An investment adviser that is also registered as a broker-dealer with the SEC, even if it would otherwise qualify for one of the above exemptions, would still need to become a member of a registered national investment adviser association.
Approval of Registered National Investment Adviser Association
The IA Oversight Act would establish standards for SEC approval of a registered national investment adviser association, including having a periodic examination program, a self-funding mechanism, the issuance of an annual report and a process for disciplining its members.
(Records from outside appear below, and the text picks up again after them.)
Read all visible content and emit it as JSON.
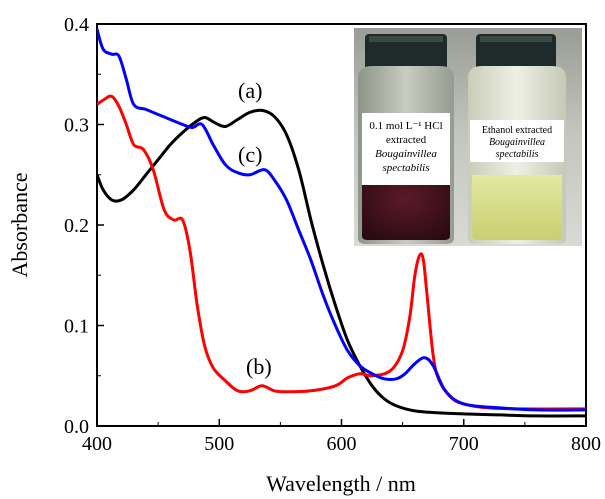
{
  "chart_data": {
    "type": "line",
    "xlabel": "Wavelength / nm",
    "ylabel": "Absorbance",
    "xlim": [
      400,
      800
    ],
    "ylim": [
      0.0,
      0.4
    ],
    "xticks": [
      "400",
      "500",
      "600",
      "700",
      "800"
    ],
    "yticks": [
      "0.0",
      "0.1",
      "0.2",
      "0.3",
      "0.4"
    ],
    "grid": false,
    "legend": "none",
    "series": [
      {
        "label": "(a)",
        "color": "#000000",
        "x": [
          400,
          405,
          412,
          420,
          430,
          440,
          450,
          460,
          470,
          480,
          488,
          496,
          505,
          515,
          525,
          535,
          545,
          555,
          565,
          575,
          585,
          595,
          605,
          615,
          625,
          635,
          645,
          660,
          680,
          700,
          730,
          760,
          800
        ],
        "y": [
          0.25,
          0.235,
          0.225,
          0.225,
          0.235,
          0.25,
          0.265,
          0.28,
          0.292,
          0.302,
          0.307,
          0.302,
          0.298,
          0.305,
          0.312,
          0.314,
          0.308,
          0.29,
          0.255,
          0.205,
          0.16,
          0.12,
          0.085,
          0.06,
          0.04,
          0.027,
          0.02,
          0.015,
          0.013,
          0.012,
          0.011,
          0.01,
          0.01
        ]
      },
      {
        "label": "(b)",
        "color": "#ff0000",
        "x": [
          400,
          406,
          412,
          418,
          424,
          430,
          438,
          446,
          455,
          463,
          470,
          476,
          482,
          488,
          495,
          505,
          515,
          525,
          535,
          545,
          555,
          575,
          595,
          605,
          615,
          625,
          640,
          650,
          656,
          660,
          664,
          667,
          670,
          675,
          680,
          690,
          700,
          720,
          750,
          800
        ],
        "y": [
          0.32,
          0.325,
          0.328,
          0.318,
          0.3,
          0.28,
          0.275,
          0.255,
          0.215,
          0.205,
          0.205,
          0.175,
          0.12,
          0.08,
          0.058,
          0.045,
          0.035,
          0.035,
          0.04,
          0.035,
          0.034,
          0.035,
          0.04,
          0.048,
          0.052,
          0.05,
          0.055,
          0.075,
          0.11,
          0.15,
          0.17,
          0.165,
          0.13,
          0.07,
          0.045,
          0.028,
          0.022,
          0.018,
          0.017,
          0.017
        ]
      },
      {
        "label": "(c)",
        "color": "#0000ff",
        "x": [
          400,
          405,
          412,
          418,
          424,
          430,
          440,
          450,
          460,
          470,
          478,
          486,
          495,
          505,
          515,
          525,
          537,
          545,
          555,
          565,
          575,
          585,
          595,
          605,
          615,
          625,
          635,
          645,
          652,
          660,
          668,
          675,
          685,
          700,
          730,
          760,
          800
        ],
        "y": [
          0.395,
          0.375,
          0.37,
          0.368,
          0.345,
          0.32,
          0.315,
          0.31,
          0.305,
          0.3,
          0.297,
          0.3,
          0.28,
          0.26,
          0.252,
          0.25,
          0.255,
          0.245,
          0.225,
          0.195,
          0.165,
          0.13,
          0.1,
          0.075,
          0.06,
          0.052,
          0.047,
          0.047,
          0.052,
          0.062,
          0.068,
          0.06,
          0.035,
          0.022,
          0.018,
          0.016,
          0.016
        ]
      }
    ],
    "inset": {
      "left_caption": [
        "0.1 mol L⁻¹ HCl",
        "extracted",
        "Bougainvillea",
        "spectabilis"
      ],
      "right_caption": [
        "Ethanol extracted",
        "Bougainvillea",
        "spectabilis"
      ]
    }
  },
  "colors": {
    "axis": "#000000",
    "series_a": "#000000",
    "series_b": "#ff0000",
    "series_c": "#0000ff"
  }
}
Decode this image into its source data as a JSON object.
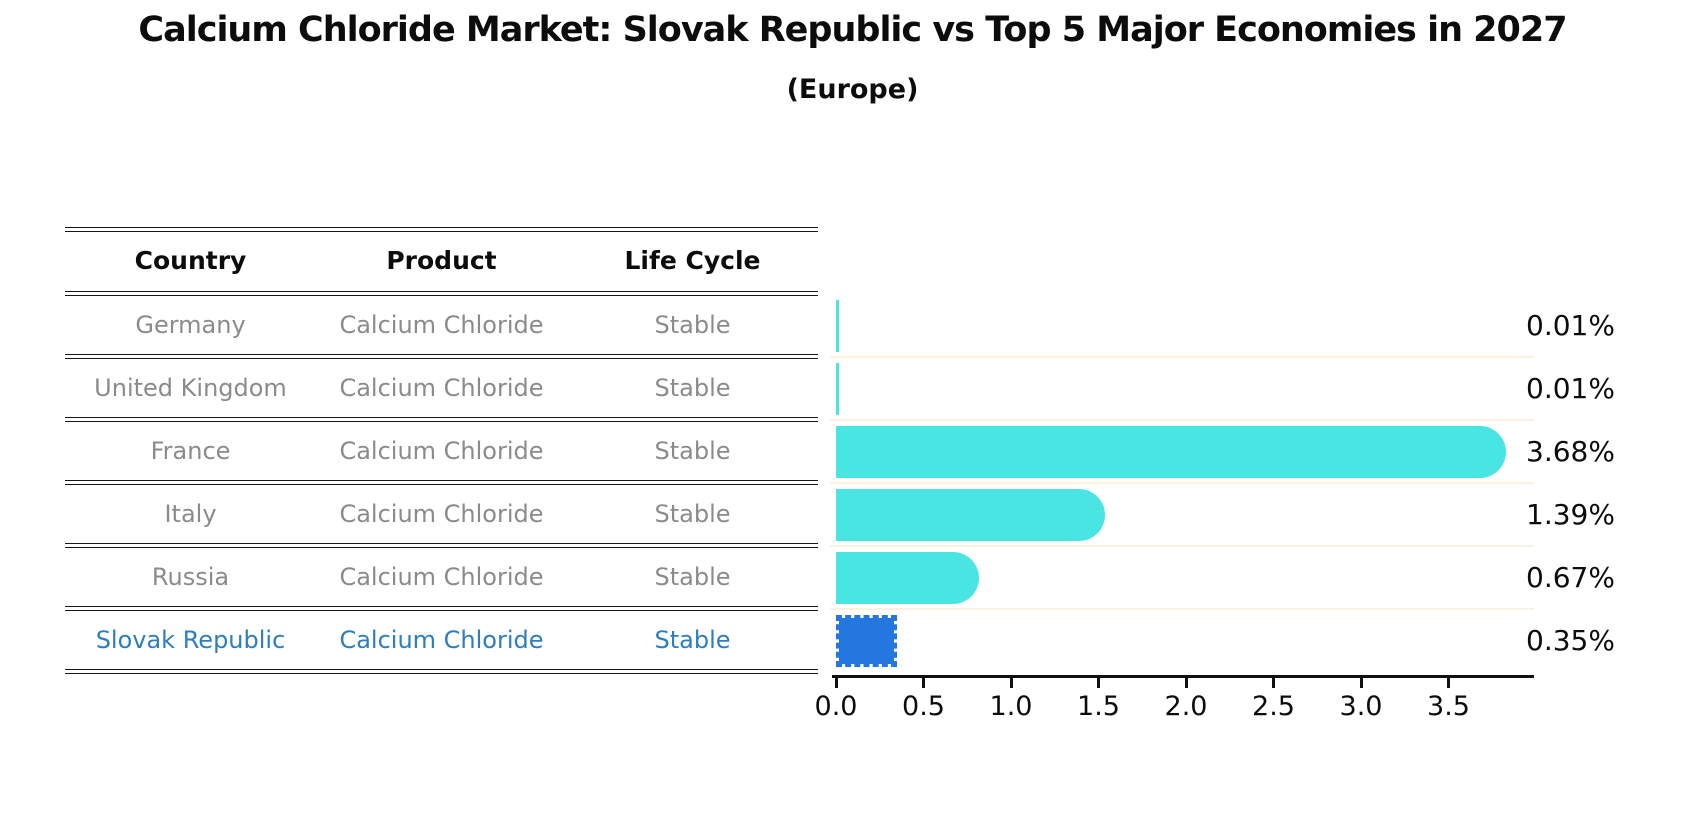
{
  "title": "Calcium Chloride Market: Slovak Republic vs Top 5 Major Economies in 2027",
  "subtitle": "(Europe)",
  "table": {
    "columns": [
      "Country",
      "Product",
      "Life Cycle"
    ],
    "rows": [
      {
        "country": "Germany",
        "product": "Calcium Chloride",
        "life_cycle": "Stable",
        "highlight": false
      },
      {
        "country": "United Kingdom",
        "product": "Calcium Chloride",
        "life_cycle": "Stable",
        "highlight": false
      },
      {
        "country": "France",
        "product": "Calcium Chloride",
        "life_cycle": "Stable",
        "highlight": false
      },
      {
        "country": "Italy",
        "product": "Calcium Chloride",
        "life_cycle": "Stable",
        "highlight": false
      },
      {
        "country": "Russia",
        "product": "Calcium Chloride",
        "life_cycle": "Stable",
        "highlight": false
      },
      {
        "country": "Slovak Republic",
        "product": "Calcium Chloride",
        "life_cycle": "Stable",
        "highlight": true
      }
    ]
  },
  "chart_data": {
    "type": "bar",
    "orientation": "horizontal",
    "title": "Calcium Chloride Market: Slovak Republic vs Top 5 Major Economies in 2027",
    "subtitle": "(Europe)",
    "categories": [
      "Germany",
      "United Kingdom",
      "France",
      "Italy",
      "Russia",
      "Slovak Republic"
    ],
    "values": [
      0.01,
      0.01,
      3.68,
      1.39,
      0.67,
      0.35
    ],
    "value_labels": [
      "0.01%",
      "0.01%",
      "3.68%",
      "1.39%",
      "0.67%",
      "0.35%"
    ],
    "highlight_index": 5,
    "xlabel": "",
    "ylabel": "",
    "x_ticks": [
      "0.0",
      "0.5",
      "1.0",
      "1.5",
      "2.0",
      "2.5",
      "3.0",
      "3.5"
    ],
    "xlim": [
      0,
      3.97
    ],
    "grid": false,
    "legend": "none"
  },
  "colors": {
    "bar_cyan": "#48e5e3",
    "bar_highlight_blue": "#2377de",
    "highlight_text_blue": "#2e7ebe",
    "row_text_gray": "#8b8b8b",
    "line_black": "#161616",
    "guide_cream": "#faf1e2"
  }
}
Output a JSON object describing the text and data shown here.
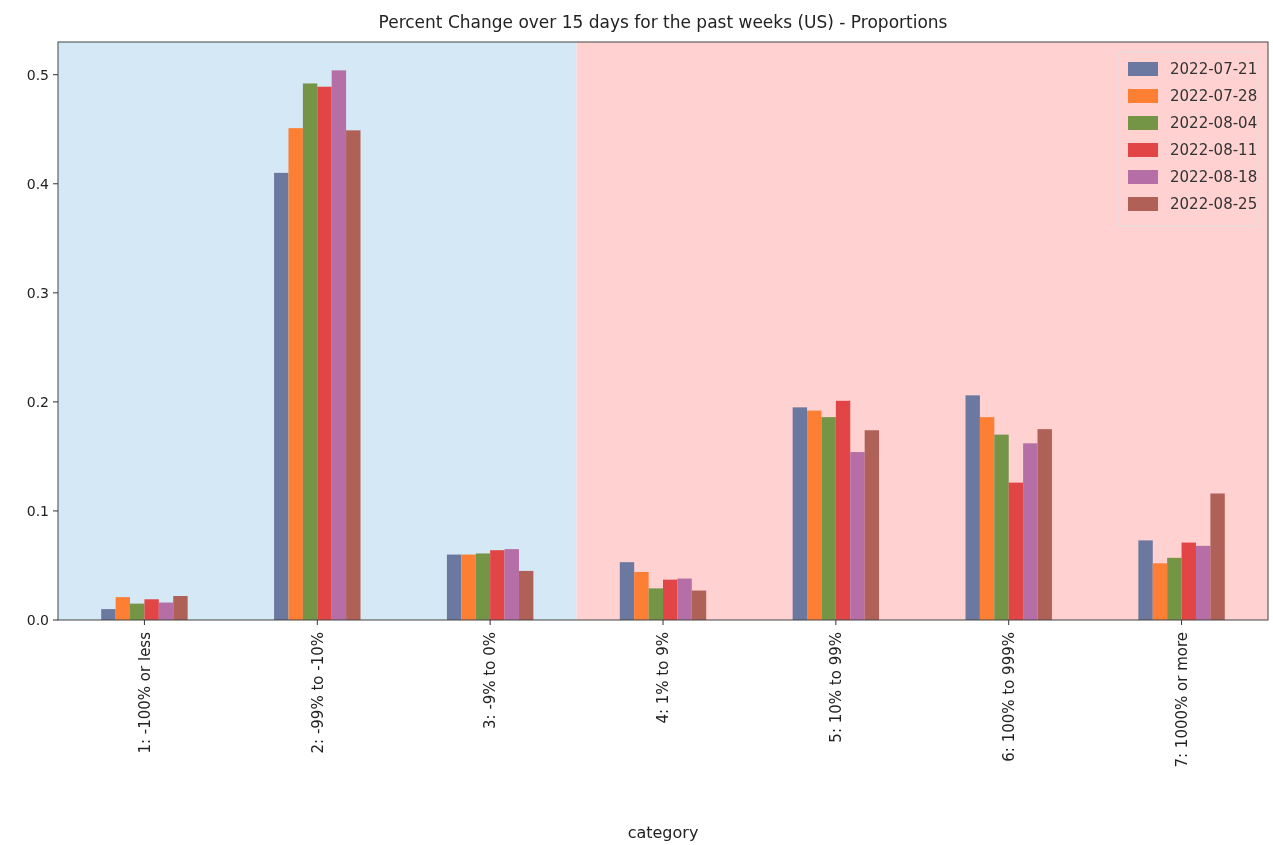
{
  "chart_data": {
    "type": "bar",
    "title": "Percent Change over 15 days for the past weeks (US) - Proportions",
    "xlabel": "category",
    "categories": [
      "1: -100% or less",
      "2: -99% to -10%",
      "3: -9% to 0%",
      "4: 1% to 9%",
      "5: 10% to 99%",
      "6: 100% to 999%",
      "7: 1000% or more"
    ],
    "series": [
      {
        "name": "2022-07-21",
        "color": "#6b79a0",
        "values": [
          0.01,
          0.41,
          0.06,
          0.053,
          0.195,
          0.206,
          0.073
        ]
      },
      {
        "name": "2022-07-28",
        "color": "#fd7f33",
        "values": [
          0.021,
          0.451,
          0.06,
          0.044,
          0.192,
          0.186,
          0.052
        ]
      },
      {
        "name": "2022-08-04",
        "color": "#749446",
        "values": [
          0.015,
          0.492,
          0.061,
          0.029,
          0.186,
          0.17,
          0.057
        ]
      },
      {
        "name": "2022-08-11",
        "color": "#e24545",
        "values": [
          0.019,
          0.489,
          0.064,
          0.037,
          0.201,
          0.126,
          0.071
        ]
      },
      {
        "name": "2022-08-18",
        "color": "#b56ea6",
        "values": [
          0.016,
          0.504,
          0.065,
          0.038,
          0.154,
          0.162,
          0.068
        ]
      },
      {
        "name": "2022-08-25",
        "color": "#b06157",
        "values": [
          0.022,
          0.449,
          0.045,
          0.027,
          0.174,
          0.175,
          0.116
        ]
      }
    ],
    "ylim": [
      0,
      0.53
    ],
    "yticks": [
      {
        "value": 0,
        "label": "0.0"
      },
      0.1,
      0.2,
      0.3,
      0.4,
      0.5
    ],
    "bands": [
      {
        "axis": "x",
        "from": "1: -100% or less",
        "to": "3: -9% to 0%",
        "color": "#d4e8f6"
      },
      {
        "axis": "x",
        "from": "4: 1% to 9%",
        "to": "7: 1000% or more",
        "color": "#ffd1d1"
      }
    ],
    "legend": "top right",
    "grid": false
  }
}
The SEC would have oversight authority over the association, and would be required to establish procedures for the review of applications for registration and approval of its rules, including a public approval process for rule amendments.
Existing SROs, including FINRA, would not be precluded from seeking approval as a registered national investment adviser association under the IA Oversight Act.2 However, other industry organizations, while advocating the establishment of an IA SRO, oppose FINRA in that role.3 The Managed Funds Association continues to support the existing framework of SEC regulation of private fund managers, as enhanced by the Dodd-Frank Act and regulatory implementation of the Act.4 While it is uncertain whether the draft bill will be introduced in its current form, it is likely that there will continue to be support for greater scrutiny of investment adviser activities, either through an expanded SEC examination program, the creation of a dedicated SRO for investment advisers or the expansion of FINRA authority over investment advisers.